Y para eso es preciso que empecemos por cambiar nosotros mismos, que empecemos a valorar de verdad y no solo de boquilla el sistema educativo público, a mirarlo como una inversión y no como un gasto, a reclamar todo el dinero que sea necesario y más para llevarlo al nivel de excelencia que sea posible porque de él depende el futuro de nuestros hijos y, con ellos, el nuestro propio. Un sistema que pueda por fin confiar en sí mismo y poco a poco, a base de invertir en nosotros mismos, pueda terminar con la anomalía de la concertada, que pueda sacar pecho ante una enseñanza privada muchas veces sobrevalorada porque la miramos con una condescendencia que no concedemos a la pública y que ofrece unos resultados muchas veces dopados.
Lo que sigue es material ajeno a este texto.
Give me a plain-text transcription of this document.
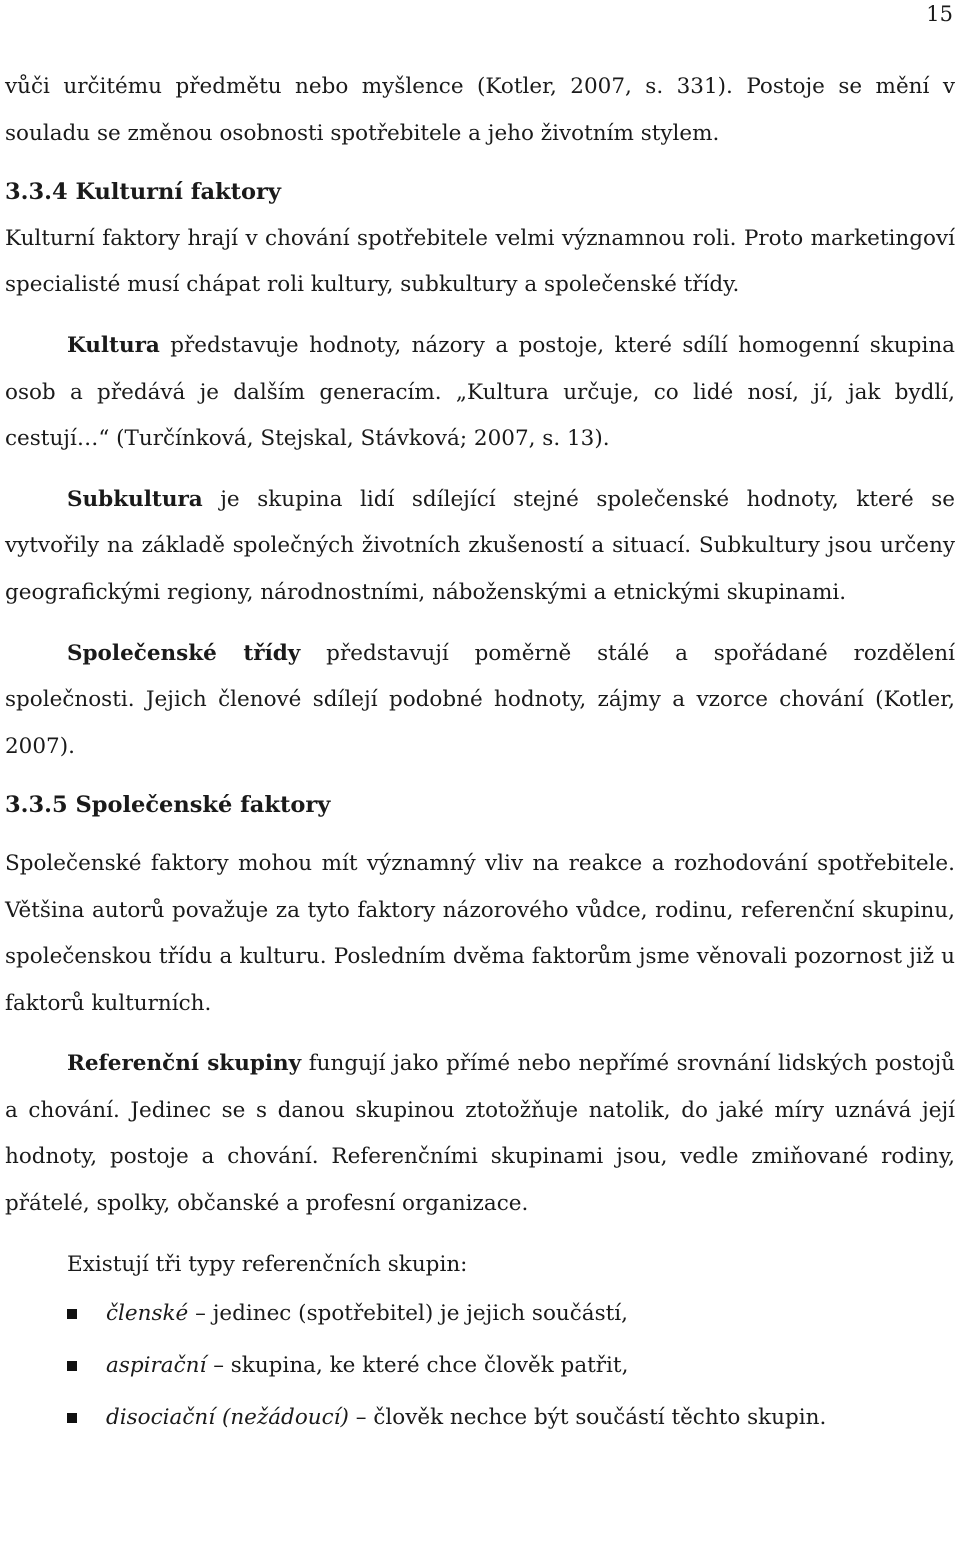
15

vůči určitému předmětu nebo myšlence (Kotler, 2007, s. 331). Postoje se mění v souladu se změnou osobnosti spotřebitele a jeho životním stylem.

3.3.4 Kulturní faktory

Kulturní faktory hrají v chování spotřebitele velmi významnou roli. Proto marketingoví specialisté musí chápat roli kultury, subkultury a společenské třídy.

Kultura představuje hodnoty, názory a postoje, které sdílí homogenní skupina osob a předává je dalším generacím. „Kultura určuje, co lidé nosí, jí, jak bydlí, cestují…“ (Turčínková, Stejskal, Stávková; 2007, s. 13).

Subkultura je skupina lidí sdílející stejné společenské hodnoty, které se vytvořily na základě společných životních zkušeností a situací. Subkultury jsou určeny geografickými regiony, národnostními, náboženskými a etnickými skupinami.

Společenské třídy představují poměrně stálé a spořádané rozdělení společnosti. Jejich členové sdílejí podobné hodnoty, zájmy a vzorce chování (Kotler, 2007).

3.3.5 Společenské faktory

Společenské faktory mohou mít významný vliv na reakce a rozhodování spotřebitele. Většina autorů považuje za tyto faktory názorového vůdce, rodinu, referenční skupinu, společenskou třídu a kulturu. Posledním dvěma faktorům jsme věnovali pozornost již u faktorů kulturních.

Referenční skupiny fungují jako přímé nebo nepřímé srovnání lidských postojů a chování. Jedinec se s danou skupinou ztotožňuje natolik, do jaké míry uznává její hodnoty, postoje a chování. Referenčními skupinami jsou, vedle zmiňované rodiny, přátelé, spolky, občanské a profesní organizace.

Existují tři typy referenčních skupin:

členské – jedinec (spotřebitel) je jejich součástí,
aspirační – skupina, ke které chce člověk patřit,
disociační (nežádoucí) – člověk nechce být součástí těchto skupin.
Deberíamos aspirar a un sistema educativo público en el que los profesores formaran parte de la élite social, laboral e intelectual, en el que la labor de educar a nuestros jóvenes estuviera en manos de los mejores, de los más exigidos y de los mejor retribuidos. Un sistema que seleccionara de entrada a los más capaces, les diera la formación más completa, avanzada y sostenida en el tiempo y les asegurara una carrera laboral llena de posibilidades, y a la vez los evaluara de forma permanente para asegurarnos de que su formación y entusiasmo se trasladasen de forma constante a sus alumnos, en una rueda que animara a mantenerse siempre dentro a los más aptos, que expulsara sin miramientos a los perezosos y que no empujara al desánimo y a la jubilación anticipada a muchos cuando más experiencia tienen que aportar.

Por desgracia, aún tendremos muchas leyes que debatir hasta que veamos un cambio así en la sociedad, porque esta transformación no se puede conseguir sin educación. Por suerte, se puede lograr con educación.